Here is an example of what secret.tfvars
should look like:
my_ip = "xxx.xxx.xxx.xxx"
my_public_key = "~/.ssh/id_rsa.pub"
aws_profile_name = "your-aws-profile-name"
aws_vpc_name = "your-vpc-name"
aws_s3_bucket_name = "your-s3-bucket-name"
Navigate to the ./terraform
folder and run the following command to generate a terraform plan:
terraform plan -var-file="secret.tfvars"
This command will check the Terraform configuration against the provided variables in secret.tfvars and show you a plan of what resources will be created, modified, or destroyed.
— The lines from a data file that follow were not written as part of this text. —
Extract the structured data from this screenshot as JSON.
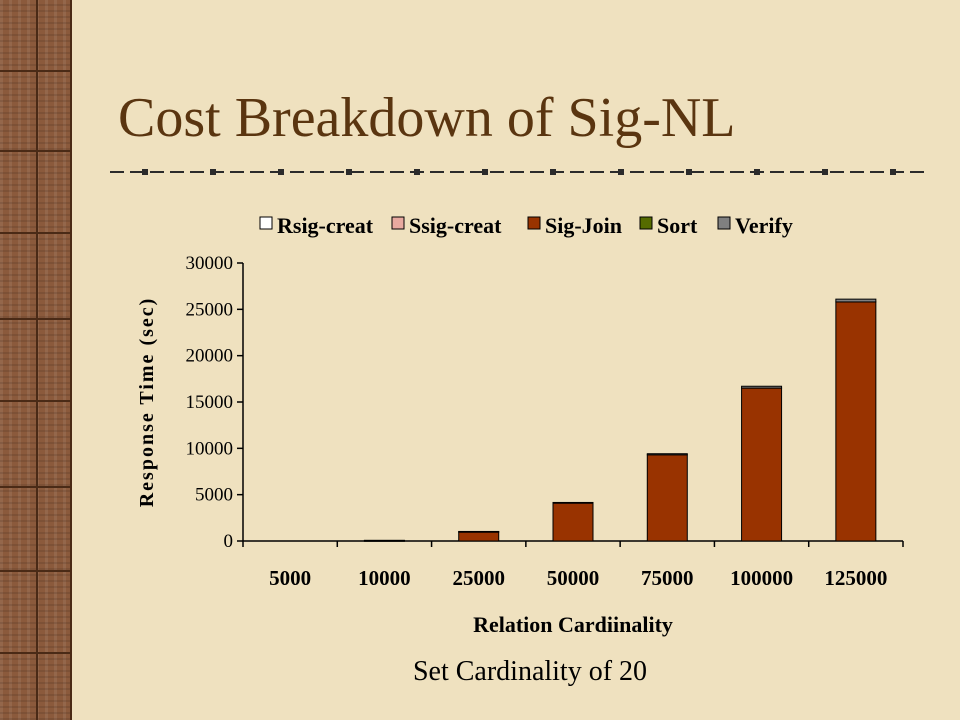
{
  "slide": {
    "title": "Cost Breakdown of Sig-NL",
    "caption": "Set Cardinality of 20"
  },
  "colors": {
    "background": "#efe1bf",
    "title": "#5a3510",
    "strip": "#8b5a3c"
  },
  "chart_data": {
    "type": "bar",
    "stacked": true,
    "categories": [
      "5000",
      "10000",
      "25000",
      "50000",
      "75000",
      "100000",
      "125000"
    ],
    "series": [
      {
        "name": "Rsig-creat",
        "color": "#ffffff",
        "values": [
          0,
          0,
          0,
          0,
          0,
          0,
          0
        ]
      },
      {
        "name": "Ssig-creat",
        "color": "#e8a9a0",
        "values": [
          0,
          0,
          0,
          0,
          0,
          0,
          0
        ]
      },
      {
        "name": "Sig-Join",
        "color": "#993300",
        "values": [
          0,
          60,
          1000,
          4100,
          9300,
          16500,
          25800
        ]
      },
      {
        "name": "Sort",
        "color": "#556b00",
        "values": [
          0,
          0,
          0,
          0,
          0,
          0,
          0
        ]
      },
      {
        "name": "Verify",
        "color": "#808080",
        "values": [
          0,
          10,
          30,
          60,
          120,
          200,
          300
        ]
      }
    ],
    "xlabel": "Relation Cardiinality",
    "ylabel": "Response Time (sec)",
    "ylim": [
      0,
      30000
    ],
    "yticks": [
      "0",
      "5000",
      "10000",
      "15000",
      "20000",
      "25000",
      "30000"
    ],
    "grid": false,
    "legend_position": "top"
  }
}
Carefully review the plan to ensure every element of the plan is expected.
Before applying, check the infrastructure costs. On the example below Infracost is used for this purpose:
Once you’re satisfied with the plan, run the following command to apply the configuration:
terraform apply -var-file="secret.tfvars"
This will create all the necessary resources, including the EC2 instance, S3 access policy, ECR repository, and security groups.
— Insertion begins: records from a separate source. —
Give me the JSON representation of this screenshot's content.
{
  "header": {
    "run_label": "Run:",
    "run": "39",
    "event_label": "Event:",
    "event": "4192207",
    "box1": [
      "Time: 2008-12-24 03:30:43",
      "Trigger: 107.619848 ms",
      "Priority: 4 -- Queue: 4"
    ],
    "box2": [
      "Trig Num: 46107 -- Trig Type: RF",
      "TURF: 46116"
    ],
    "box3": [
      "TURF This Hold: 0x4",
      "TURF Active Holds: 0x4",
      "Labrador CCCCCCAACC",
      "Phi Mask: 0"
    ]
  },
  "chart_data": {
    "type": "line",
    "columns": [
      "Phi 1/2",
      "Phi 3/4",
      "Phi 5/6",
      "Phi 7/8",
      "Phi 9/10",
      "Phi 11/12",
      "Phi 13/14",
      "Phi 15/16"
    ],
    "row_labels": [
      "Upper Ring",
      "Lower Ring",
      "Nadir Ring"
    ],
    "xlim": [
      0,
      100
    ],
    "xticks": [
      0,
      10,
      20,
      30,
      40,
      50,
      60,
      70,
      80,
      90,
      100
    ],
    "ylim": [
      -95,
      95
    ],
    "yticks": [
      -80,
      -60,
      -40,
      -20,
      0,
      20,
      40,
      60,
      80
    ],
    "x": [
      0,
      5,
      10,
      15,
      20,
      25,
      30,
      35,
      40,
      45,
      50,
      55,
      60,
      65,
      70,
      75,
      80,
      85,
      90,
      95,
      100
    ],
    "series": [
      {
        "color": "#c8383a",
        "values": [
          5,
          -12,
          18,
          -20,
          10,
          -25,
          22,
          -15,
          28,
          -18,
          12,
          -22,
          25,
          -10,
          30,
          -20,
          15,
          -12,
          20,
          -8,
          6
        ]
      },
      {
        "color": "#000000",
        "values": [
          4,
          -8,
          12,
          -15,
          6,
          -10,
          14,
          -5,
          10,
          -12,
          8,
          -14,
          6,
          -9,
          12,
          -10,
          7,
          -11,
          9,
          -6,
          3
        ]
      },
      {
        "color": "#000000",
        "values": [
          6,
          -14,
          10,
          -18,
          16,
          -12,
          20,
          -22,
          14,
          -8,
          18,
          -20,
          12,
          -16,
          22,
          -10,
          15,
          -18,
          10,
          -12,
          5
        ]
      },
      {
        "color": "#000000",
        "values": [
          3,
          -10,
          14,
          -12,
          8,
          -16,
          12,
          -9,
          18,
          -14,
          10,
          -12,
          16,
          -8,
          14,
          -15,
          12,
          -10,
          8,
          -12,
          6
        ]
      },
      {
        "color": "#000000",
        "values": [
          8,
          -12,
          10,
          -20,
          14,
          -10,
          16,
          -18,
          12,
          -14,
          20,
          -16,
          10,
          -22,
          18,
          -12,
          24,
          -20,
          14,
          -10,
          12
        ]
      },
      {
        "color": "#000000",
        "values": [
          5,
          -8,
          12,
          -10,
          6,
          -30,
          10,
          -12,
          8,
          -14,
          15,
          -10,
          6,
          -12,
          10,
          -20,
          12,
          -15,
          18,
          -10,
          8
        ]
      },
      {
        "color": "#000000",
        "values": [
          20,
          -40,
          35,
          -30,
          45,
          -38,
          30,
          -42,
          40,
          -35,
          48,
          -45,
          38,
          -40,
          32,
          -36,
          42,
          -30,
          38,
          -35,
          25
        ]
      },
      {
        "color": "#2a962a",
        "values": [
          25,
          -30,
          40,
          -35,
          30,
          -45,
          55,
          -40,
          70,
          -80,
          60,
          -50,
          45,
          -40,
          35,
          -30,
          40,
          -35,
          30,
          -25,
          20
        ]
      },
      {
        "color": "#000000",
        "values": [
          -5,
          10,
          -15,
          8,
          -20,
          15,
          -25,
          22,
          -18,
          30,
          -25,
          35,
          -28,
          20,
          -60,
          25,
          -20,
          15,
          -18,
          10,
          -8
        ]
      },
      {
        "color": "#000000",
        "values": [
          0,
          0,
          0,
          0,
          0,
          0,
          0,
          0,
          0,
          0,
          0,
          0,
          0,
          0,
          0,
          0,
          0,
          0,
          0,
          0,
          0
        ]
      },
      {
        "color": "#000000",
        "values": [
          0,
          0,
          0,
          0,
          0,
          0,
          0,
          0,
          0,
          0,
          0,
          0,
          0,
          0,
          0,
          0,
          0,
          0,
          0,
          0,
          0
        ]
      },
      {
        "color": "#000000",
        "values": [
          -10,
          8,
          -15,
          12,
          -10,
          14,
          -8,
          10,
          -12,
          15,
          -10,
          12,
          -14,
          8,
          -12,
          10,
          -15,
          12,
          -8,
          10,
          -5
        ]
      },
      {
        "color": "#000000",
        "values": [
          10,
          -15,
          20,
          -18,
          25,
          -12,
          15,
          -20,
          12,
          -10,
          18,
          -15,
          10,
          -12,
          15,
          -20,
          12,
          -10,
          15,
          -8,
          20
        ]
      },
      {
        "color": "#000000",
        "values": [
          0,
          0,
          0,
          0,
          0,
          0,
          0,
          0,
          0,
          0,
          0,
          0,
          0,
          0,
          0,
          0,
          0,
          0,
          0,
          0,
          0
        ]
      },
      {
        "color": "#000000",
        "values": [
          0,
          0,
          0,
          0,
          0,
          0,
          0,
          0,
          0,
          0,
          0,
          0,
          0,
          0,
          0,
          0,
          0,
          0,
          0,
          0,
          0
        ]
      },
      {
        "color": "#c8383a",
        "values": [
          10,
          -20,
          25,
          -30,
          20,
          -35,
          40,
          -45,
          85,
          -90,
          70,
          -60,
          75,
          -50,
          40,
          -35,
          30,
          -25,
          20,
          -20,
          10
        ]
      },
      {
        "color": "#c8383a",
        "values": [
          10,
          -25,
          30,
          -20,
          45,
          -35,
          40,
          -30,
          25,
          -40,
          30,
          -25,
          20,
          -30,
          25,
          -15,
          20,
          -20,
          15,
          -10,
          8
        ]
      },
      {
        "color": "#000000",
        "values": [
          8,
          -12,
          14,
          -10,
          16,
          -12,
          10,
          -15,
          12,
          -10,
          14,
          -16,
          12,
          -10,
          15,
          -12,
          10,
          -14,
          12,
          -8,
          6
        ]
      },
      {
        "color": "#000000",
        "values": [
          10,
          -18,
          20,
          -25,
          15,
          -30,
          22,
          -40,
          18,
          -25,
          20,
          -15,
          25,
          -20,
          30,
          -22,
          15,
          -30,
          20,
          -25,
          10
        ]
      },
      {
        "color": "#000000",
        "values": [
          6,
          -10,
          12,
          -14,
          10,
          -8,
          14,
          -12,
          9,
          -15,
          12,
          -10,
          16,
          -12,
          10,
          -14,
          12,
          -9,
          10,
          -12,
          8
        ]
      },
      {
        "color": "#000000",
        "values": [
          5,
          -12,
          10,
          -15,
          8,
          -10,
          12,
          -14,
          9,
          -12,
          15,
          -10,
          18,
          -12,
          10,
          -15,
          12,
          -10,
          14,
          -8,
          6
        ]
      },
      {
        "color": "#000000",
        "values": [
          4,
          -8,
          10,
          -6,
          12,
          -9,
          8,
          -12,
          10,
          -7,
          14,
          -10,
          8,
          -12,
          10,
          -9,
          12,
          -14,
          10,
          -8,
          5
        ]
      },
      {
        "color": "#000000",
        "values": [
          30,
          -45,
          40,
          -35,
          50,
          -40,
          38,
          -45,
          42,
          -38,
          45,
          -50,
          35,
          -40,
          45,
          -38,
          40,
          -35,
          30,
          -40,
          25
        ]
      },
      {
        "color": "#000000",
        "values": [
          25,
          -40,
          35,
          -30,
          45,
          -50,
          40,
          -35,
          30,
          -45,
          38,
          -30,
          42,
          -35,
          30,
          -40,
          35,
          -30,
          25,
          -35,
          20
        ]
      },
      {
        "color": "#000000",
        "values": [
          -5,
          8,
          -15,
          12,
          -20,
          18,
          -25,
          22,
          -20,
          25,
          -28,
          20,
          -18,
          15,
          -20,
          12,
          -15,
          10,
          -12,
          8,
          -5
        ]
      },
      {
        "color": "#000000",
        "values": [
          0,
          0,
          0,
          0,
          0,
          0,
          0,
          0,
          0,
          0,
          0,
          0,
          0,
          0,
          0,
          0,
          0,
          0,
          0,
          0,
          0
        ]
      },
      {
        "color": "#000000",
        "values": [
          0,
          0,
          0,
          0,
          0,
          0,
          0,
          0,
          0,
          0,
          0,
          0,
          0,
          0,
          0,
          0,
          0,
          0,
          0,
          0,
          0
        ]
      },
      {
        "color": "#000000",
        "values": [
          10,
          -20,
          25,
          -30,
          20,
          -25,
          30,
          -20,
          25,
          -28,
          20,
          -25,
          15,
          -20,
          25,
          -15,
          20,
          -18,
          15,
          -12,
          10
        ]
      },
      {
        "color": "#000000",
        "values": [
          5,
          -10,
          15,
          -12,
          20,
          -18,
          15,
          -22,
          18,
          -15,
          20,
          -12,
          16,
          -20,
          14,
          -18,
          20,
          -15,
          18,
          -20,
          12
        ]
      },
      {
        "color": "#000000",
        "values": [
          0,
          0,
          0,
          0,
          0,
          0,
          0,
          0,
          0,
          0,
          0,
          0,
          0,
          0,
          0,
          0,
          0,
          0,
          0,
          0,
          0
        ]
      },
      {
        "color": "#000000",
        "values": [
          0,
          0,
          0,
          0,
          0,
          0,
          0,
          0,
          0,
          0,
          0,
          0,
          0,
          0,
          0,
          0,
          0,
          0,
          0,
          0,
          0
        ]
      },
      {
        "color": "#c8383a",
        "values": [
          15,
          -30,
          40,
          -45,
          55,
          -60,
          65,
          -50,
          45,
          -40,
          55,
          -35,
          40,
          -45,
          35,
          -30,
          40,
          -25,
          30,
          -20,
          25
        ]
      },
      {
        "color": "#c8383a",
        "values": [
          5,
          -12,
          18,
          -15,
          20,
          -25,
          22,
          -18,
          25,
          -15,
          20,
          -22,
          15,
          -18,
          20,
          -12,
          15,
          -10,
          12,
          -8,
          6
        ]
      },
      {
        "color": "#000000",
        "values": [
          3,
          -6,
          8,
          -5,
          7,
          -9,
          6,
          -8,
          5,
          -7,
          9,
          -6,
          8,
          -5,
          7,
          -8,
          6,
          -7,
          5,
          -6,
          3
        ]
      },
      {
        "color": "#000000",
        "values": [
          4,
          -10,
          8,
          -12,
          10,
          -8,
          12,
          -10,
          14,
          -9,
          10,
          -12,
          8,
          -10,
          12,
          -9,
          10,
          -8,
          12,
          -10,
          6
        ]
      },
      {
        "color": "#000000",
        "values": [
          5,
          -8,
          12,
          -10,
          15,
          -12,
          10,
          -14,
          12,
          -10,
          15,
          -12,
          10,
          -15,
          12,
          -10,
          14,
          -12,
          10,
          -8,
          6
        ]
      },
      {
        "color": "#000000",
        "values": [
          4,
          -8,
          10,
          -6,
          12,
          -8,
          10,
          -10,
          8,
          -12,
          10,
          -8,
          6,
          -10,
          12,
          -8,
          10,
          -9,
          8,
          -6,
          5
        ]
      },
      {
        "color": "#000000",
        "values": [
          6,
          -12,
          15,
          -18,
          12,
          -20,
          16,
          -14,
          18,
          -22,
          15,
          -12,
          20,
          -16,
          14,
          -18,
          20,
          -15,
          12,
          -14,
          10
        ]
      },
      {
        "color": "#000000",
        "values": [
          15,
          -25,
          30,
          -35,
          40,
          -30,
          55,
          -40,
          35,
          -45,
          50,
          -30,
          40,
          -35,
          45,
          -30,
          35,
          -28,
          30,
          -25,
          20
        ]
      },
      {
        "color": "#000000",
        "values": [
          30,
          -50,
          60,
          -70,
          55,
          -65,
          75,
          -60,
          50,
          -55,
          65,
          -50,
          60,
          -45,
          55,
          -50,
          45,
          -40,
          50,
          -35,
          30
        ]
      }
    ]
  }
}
Once the infrastructure is ready, you need to push your Docker image to Amazon ECR (Elastic Container Registry).
In the terminal run the aws ecr describe-repositories
to get list of ECR repositories and find repository URL. It will look like 123456789.dkr.ecr.eu-central-1.amazonaws.com.
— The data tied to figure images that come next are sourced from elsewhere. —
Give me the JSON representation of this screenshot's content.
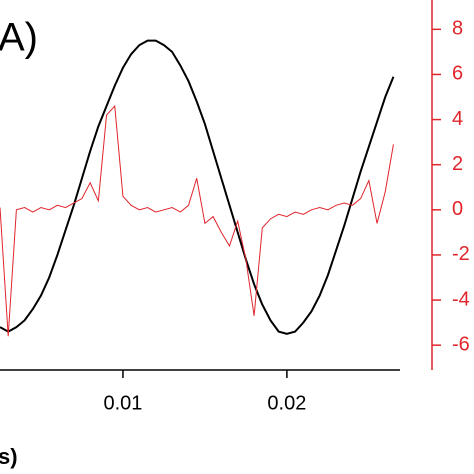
{
  "chart_data": {
    "type": "line",
    "title": "A)",
    "x_label": "s)",
    "x": [
      0.0025,
      0.003,
      0.0035,
      0.004,
      0.0045,
      0.005,
      0.0055,
      0.006,
      0.0065,
      0.007,
      0.0075,
      0.008,
      0.0085,
      0.009,
      0.0095,
      0.01,
      0.0105,
      0.011,
      0.0115,
      0.012,
      0.0125,
      0.013,
      0.0135,
      0.014,
      0.0145,
      0.015,
      0.0155,
      0.016,
      0.0165,
      0.017,
      0.0175,
      0.018,
      0.0185,
      0.019,
      0.0195,
      0.02,
      0.0205,
      0.021,
      0.0215,
      0.022,
      0.0225,
      0.023,
      0.0235,
      0.024,
      0.0245,
      0.025,
      0.0255,
      0.026,
      0.0265
    ],
    "series": [
      {
        "color": "#000000",
        "axis": "y2",
        "values": [
          -5.2,
          -5.4,
          -5.2,
          -4.9,
          -4.4,
          -3.8,
          -3.0,
          -2.0,
          -0.9,
          0.2,
          1.4,
          2.6,
          3.7,
          4.6,
          5.5,
          6.3,
          6.9,
          7.3,
          7.5,
          7.5,
          7.3,
          7.0,
          6.4,
          5.7,
          4.8,
          3.8,
          2.6,
          1.4,
          0.2,
          -1.0,
          -2.2,
          -3.3,
          -4.2,
          -4.9,
          -5.4,
          -5.5,
          -5.4,
          -5.0,
          -4.5,
          -3.8,
          -2.9,
          -1.8,
          -0.7,
          0.5,
          1.7,
          2.8,
          3.9,
          5.0,
          5.9
        ]
      },
      {
        "color": "#e0252b",
        "axis": "y2",
        "values": [
          0.1,
          -5.6,
          0.0,
          0.1,
          -0.1,
          0.1,
          0.0,
          0.2,
          0.1,
          0.3,
          0.5,
          1.2,
          0.4,
          4.2,
          4.6,
          0.6,
          0.2,
          0.0,
          0.1,
          -0.1,
          0.0,
          0.1,
          -0.1,
          0.2,
          1.4,
          -0.6,
          -0.3,
          -1.0,
          -1.6,
          -0.5,
          -2.2,
          -4.7,
          -0.8,
          -0.4,
          -0.2,
          -0.3,
          -0.1,
          -0.2,
          0.0,
          0.1,
          0.0,
          0.2,
          0.3,
          0.2,
          0.5,
          1.3,
          -0.6,
          0.8,
          2.9
        ]
      }
    ],
    "xlim": [
      0.0025,
      0.0269
    ],
    "xticks": [
      0.01,
      0.02
    ],
    "y2lim": [
      -7.1,
      9.3
    ],
    "y2ticks": [
      8,
      6,
      4,
      2,
      0,
      -2,
      -4,
      -6
    ],
    "y2color": "#e0252b"
  }
}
Log in to your ECR repository:
aws ecr get-login-password --region eu-central-1 | docker login --username AWS --password-stdin 123456789.dkr.ecr.eu-central-1.amazonaws.com
Tag and push the Docker image to ECR:
docker tag dbt_duckdb_s3_project 123456789.dkr.ecr.eu-central-1.amazonaws.com/dbt_duckdb_s3_project:latest
docker push 123456789.dkr.ecr.eu-central-1.amazonaws.com/dbt_duckdb_s3_project:latest
Retrieve your EC2 instance details:
aws ec2 describe-instances
Connect to your EC2 instance using EC2 public address obtained from the previous step:
ssh -i ~/.ssh/id_rsa [email protected]
Once connected, authenticate with ECR and pull the Docker image:
aws ecr get-login-password --region eu-central-1 | docker login --username AWS --password-stdin 123456789.dkr.ecr.eu-central-1.amazonaws.com
docker pull 123456789.dkr.ecr.eu-central-1.amazonaws.com/dbt_duckdb_s3_project:latest
Run the Docker container and open a bash session inside it:
docker container run --network host --rm -it 123456789.dkr.ecr.eu-central-1.amazonaws.com/dbt_duckdb_s3_project:latest bash
Inside the container, run the dbt transformation:
dbt build --vars "{"start_date": "2023-01-01"}" --target aws
Verify the output in your S3 bucket:
aws s3 ls your-s3-bucket-name/data/dbt_duckdb/processed/fact_trips/
aws s3 ls your-s3-bucket-name/data/dbt_duckdb/processed/fact_trips/yr=2023/
Remember to clean up resources to avoid unnecessary cloud costs. Running terraform destroy will remove all infrastructure created during the setup.
terraform destroy --var-file secret.tfvars
In this project, we explored how to set up a scalable data pipeline using dbt-duckdb with S3 for external storage. By leveraging the in-memory processing power of DuckDB and the durability of S3, this approach offers flexibility for both local and cloud-based transformations. Whether you're working on a local machine, deploying on EC2, or using any other cloud compute resources, the solution can adapt to different environments seamlessly.